Whatever your reasons for wanting to rent out your property in Spain, you need to be aware of the correct process and procedures to protect yourself from 'questionable' Agents and Tenants alike...
The Real Estate market in Spain has changed considerably over recent years, and quite naturally many property owners have decided to delay selling in a deflated market, and instead to retain possession of it until the market picks up. Others may be owners of a holiday-home that is unused for much of the year, and represents a good opportunity for earning a little money to contribute the running costs of the property.
The reasons for choosing to rent out a property are almost as varied as the properties themselves, but in many cases – especially when the owner lives away from the immediate locality – there are a number of important factors that the owner/landlord should consider before entering into any agreement.
Just a few of the Questions that the would-be landlord should ask themselves are as follows :
1.) Should I appoint a professional property manager ? - A professional and reputable property manager will be experienced in spotting and marketing the unique selling point of your property in order to realize it's full potential. In many cases they may even have clients specifically waiting to rent a property such as yours.
The charges applicable in appointing such a manager can vary from one month's rent to a flat percentage, however , the packages are usually negotiated depending upon the exact services that the landlord requires – eg. Keyholding, cleaning and changeovers are often required if the property is to be let to holidaymakers. In many cases the management company will also make provision for advertising and taking reservations for the let. If the property is to be let on a long term contract, then of course, these services will not be required.

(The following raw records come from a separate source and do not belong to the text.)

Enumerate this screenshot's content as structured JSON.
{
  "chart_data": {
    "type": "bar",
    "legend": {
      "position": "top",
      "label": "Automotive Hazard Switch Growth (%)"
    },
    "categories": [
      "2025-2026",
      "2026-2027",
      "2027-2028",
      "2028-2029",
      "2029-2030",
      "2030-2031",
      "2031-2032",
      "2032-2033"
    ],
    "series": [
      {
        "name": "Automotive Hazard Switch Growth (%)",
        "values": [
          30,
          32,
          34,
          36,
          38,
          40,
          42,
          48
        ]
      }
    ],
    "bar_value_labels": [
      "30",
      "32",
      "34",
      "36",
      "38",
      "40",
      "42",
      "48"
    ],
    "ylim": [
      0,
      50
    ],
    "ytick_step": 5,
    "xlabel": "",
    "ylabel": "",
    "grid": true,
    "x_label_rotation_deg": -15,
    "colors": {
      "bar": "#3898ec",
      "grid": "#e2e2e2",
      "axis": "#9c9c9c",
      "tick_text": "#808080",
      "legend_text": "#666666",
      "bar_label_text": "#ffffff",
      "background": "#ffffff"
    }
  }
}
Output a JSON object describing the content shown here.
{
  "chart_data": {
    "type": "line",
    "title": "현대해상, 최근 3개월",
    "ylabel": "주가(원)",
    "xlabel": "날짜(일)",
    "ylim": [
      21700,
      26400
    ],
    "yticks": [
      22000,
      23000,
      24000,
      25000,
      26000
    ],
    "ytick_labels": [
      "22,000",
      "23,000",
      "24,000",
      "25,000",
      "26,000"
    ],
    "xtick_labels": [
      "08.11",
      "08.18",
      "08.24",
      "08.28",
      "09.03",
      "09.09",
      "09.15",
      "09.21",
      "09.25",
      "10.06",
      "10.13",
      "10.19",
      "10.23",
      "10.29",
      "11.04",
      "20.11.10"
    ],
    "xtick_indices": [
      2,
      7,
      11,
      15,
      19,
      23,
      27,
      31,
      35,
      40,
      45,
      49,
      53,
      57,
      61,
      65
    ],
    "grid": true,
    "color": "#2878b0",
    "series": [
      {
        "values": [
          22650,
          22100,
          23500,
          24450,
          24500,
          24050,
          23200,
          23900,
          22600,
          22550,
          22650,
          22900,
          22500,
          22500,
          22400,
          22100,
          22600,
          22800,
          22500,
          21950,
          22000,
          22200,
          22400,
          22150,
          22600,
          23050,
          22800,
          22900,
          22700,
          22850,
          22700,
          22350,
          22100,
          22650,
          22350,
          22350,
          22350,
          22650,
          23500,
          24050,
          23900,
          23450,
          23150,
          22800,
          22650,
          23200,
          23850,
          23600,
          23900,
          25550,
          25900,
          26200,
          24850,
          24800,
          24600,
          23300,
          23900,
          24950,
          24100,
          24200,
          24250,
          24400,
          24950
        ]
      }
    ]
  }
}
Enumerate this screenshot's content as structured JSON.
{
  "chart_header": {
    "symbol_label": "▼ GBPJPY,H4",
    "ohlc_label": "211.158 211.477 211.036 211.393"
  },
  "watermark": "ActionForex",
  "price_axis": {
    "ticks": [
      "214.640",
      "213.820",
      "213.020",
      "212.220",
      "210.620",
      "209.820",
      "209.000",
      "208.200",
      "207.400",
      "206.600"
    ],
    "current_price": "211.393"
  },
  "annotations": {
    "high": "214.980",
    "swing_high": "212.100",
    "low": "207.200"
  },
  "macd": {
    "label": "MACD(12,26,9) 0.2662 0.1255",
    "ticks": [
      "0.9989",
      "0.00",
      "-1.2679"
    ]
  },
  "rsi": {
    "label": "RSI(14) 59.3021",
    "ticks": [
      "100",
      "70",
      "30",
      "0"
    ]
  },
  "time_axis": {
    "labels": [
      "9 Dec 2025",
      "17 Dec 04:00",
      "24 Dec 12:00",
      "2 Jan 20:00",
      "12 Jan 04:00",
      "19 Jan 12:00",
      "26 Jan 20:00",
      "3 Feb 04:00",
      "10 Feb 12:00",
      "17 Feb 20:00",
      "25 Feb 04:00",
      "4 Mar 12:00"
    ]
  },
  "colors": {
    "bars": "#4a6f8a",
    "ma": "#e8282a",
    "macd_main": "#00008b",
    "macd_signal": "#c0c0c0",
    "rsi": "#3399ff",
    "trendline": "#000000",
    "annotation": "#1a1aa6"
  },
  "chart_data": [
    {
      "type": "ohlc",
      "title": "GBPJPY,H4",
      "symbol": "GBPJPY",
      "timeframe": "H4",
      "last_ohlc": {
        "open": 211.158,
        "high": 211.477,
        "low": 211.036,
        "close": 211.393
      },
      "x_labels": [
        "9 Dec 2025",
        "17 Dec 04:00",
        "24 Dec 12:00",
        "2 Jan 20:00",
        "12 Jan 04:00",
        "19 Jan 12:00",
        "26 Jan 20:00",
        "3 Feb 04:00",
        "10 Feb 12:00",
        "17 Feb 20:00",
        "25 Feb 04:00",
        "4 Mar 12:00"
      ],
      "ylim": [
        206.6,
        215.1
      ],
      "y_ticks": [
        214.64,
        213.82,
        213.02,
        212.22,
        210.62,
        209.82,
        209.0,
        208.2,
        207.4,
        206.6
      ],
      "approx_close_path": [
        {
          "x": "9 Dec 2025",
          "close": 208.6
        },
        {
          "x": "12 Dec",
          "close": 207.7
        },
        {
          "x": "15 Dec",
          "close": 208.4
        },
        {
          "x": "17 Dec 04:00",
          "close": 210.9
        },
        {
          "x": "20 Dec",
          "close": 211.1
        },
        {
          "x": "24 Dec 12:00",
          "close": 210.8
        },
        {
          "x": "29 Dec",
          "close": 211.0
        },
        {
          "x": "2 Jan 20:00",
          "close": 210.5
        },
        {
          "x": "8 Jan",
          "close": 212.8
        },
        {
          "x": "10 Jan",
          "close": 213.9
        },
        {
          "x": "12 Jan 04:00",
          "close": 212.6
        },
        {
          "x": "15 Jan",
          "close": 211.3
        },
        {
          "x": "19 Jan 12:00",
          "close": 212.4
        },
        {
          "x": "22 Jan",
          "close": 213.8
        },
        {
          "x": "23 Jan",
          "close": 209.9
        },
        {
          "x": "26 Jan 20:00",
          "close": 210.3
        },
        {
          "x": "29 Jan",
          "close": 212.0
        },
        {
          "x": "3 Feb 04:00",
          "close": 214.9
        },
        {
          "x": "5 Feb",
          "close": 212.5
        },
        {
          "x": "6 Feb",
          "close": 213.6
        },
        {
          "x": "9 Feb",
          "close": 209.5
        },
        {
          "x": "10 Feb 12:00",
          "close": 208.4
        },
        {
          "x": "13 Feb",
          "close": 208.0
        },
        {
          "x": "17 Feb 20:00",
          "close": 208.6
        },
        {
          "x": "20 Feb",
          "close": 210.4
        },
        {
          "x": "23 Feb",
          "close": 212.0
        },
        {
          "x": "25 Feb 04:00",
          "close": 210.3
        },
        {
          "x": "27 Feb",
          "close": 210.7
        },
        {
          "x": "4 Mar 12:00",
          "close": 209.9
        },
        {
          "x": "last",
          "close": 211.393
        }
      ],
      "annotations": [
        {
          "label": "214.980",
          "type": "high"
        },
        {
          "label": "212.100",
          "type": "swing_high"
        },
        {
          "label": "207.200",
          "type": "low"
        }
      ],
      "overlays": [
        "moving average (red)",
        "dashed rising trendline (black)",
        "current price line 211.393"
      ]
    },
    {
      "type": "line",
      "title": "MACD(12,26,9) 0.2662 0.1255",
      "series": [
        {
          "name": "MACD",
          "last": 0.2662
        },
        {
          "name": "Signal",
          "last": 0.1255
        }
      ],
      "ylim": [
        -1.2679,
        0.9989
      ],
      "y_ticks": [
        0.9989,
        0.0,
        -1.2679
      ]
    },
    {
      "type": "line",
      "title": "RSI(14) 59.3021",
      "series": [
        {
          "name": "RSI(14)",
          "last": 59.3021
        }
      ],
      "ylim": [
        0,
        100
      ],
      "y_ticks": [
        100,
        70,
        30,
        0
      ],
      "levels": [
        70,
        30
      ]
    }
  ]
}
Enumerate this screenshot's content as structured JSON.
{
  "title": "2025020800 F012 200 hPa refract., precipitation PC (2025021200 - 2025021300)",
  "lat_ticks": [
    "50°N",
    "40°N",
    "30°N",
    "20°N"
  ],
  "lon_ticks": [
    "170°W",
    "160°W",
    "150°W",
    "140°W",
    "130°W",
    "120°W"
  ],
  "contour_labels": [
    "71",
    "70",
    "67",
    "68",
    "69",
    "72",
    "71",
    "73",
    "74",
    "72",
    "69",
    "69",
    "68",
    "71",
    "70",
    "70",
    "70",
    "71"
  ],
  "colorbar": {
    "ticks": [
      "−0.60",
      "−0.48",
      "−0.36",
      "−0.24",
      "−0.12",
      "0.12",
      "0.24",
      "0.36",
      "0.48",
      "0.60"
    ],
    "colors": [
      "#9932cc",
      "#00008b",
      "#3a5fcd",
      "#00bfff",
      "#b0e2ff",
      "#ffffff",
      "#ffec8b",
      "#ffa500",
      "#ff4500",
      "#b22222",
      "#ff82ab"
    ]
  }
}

You should be clear on the type of rental that you are looking to secure : Holiday Lets (Temporal) or Long-Term rentals (Vivienda), together with the exact services that you require from your property manager and ensure that the agreed fee structure is shown clearly on any resulting contract. or agreement.
Alternatively, circumstances may dictate that it is an option to manage the property rental yourself.
2.) Client Interviews : In cases of long term rentals it is always advisable to check the various references of potential tenants. These should include employer references, previous landlord verification etc....
If you are managing the property yourself it is recommended to meet with the tenants in person to enable you to ensure that you are 'compatible', and ensure that they understand the terms of rental. If you will be renting through an intermediary then you should check that this is included as part of their service to you.
It shouldn't need to be said, but if the potential tenant is unable to provide any references, or does not have a stable income – even if unfavourable references are returned, then it may not be a good idea to proceed with offering your property to them.
3.) Short or long term ? : If you decide upon letting your property on a short term or holiday let basis, any contract should include the word 'Temporal' in the title.
If you intend to rent the property on a longer-term basis then you should include the word “Vivienda' in the title of the contract, and be in agreement with the tenant with regards to the term of lease. The law in Spain strongly favours the rights of the Tenant and so it is advisable to ensure that any contract that you enter into has been approved by your Abogado. If you decide on using a Property Manager, then ask to see a sample of their rental contacts and ask if and how they have been checked legally.
4.) Contents : It will always be assumed that short term & holiday lets will be rented as being furnished. In the event of long term rentals you should draw up an inventory of contents, making note of the condition of the items – provide the Tenant with a copy of the report and ask them to sign agreement. Once again, this is a service that your Agent should provide, if you decide to use one.
5.) Pets allowed ?: Something that you should be clear on from the start is your willingness to allow pets or not. Maybe you are flexible, but will levy an extra cleaning charge at the end of the lease if pets are permitted ? Either way, this should be made clear in the terms of your contract and any agent should be made aware of your wishes.
6.) Security deposit : Regardless of whether the property is your main home or a holiday home it represents one of the biggest financial investments that most people will ever make. It is therefore strongly recommended that you take a significant deposit – usually the equivalent of one or two months rent, together with the first months rent, before allowing the tenant to occupy your property.
The conditions of the deposit should also be made clear in the contract, and if using an agent you may even decide that they will hold the deposit in escrow as a 'neutral' third party.
7.) Neighbourhood watch : It is always a courtesy to inform your neighbours of your decision to rent out your property, and it is always best to keep friendly with them for whenever you may decide to return to live or stay at the property yourself in the future. Neighbours are also often your first and best line of defence in letting you know as soon as your property is ever being abused or disrespected by your tenants.
8.) Agents Credentials :There are many Rental Agencies and Property Management companies in Spain. Some are reputable and experienced Agents with a long and proven track record – often employing property professionals from the UK who are fluent in Spanish. Others are simply a one-man operation that do not have premises and operate from a mobile phone and a website. Regardless of whichever Agent you decide to list your property with , be sure to ask around for references and recommendations before committing to anything.
If you follow these basic tips it should help you to avoid any undesirable situations – but if and when you do decide to proceed in renting your property you would be advised to at least familiarise yourself with the Tenant eviction process and also Property Law for Landlords in Spain.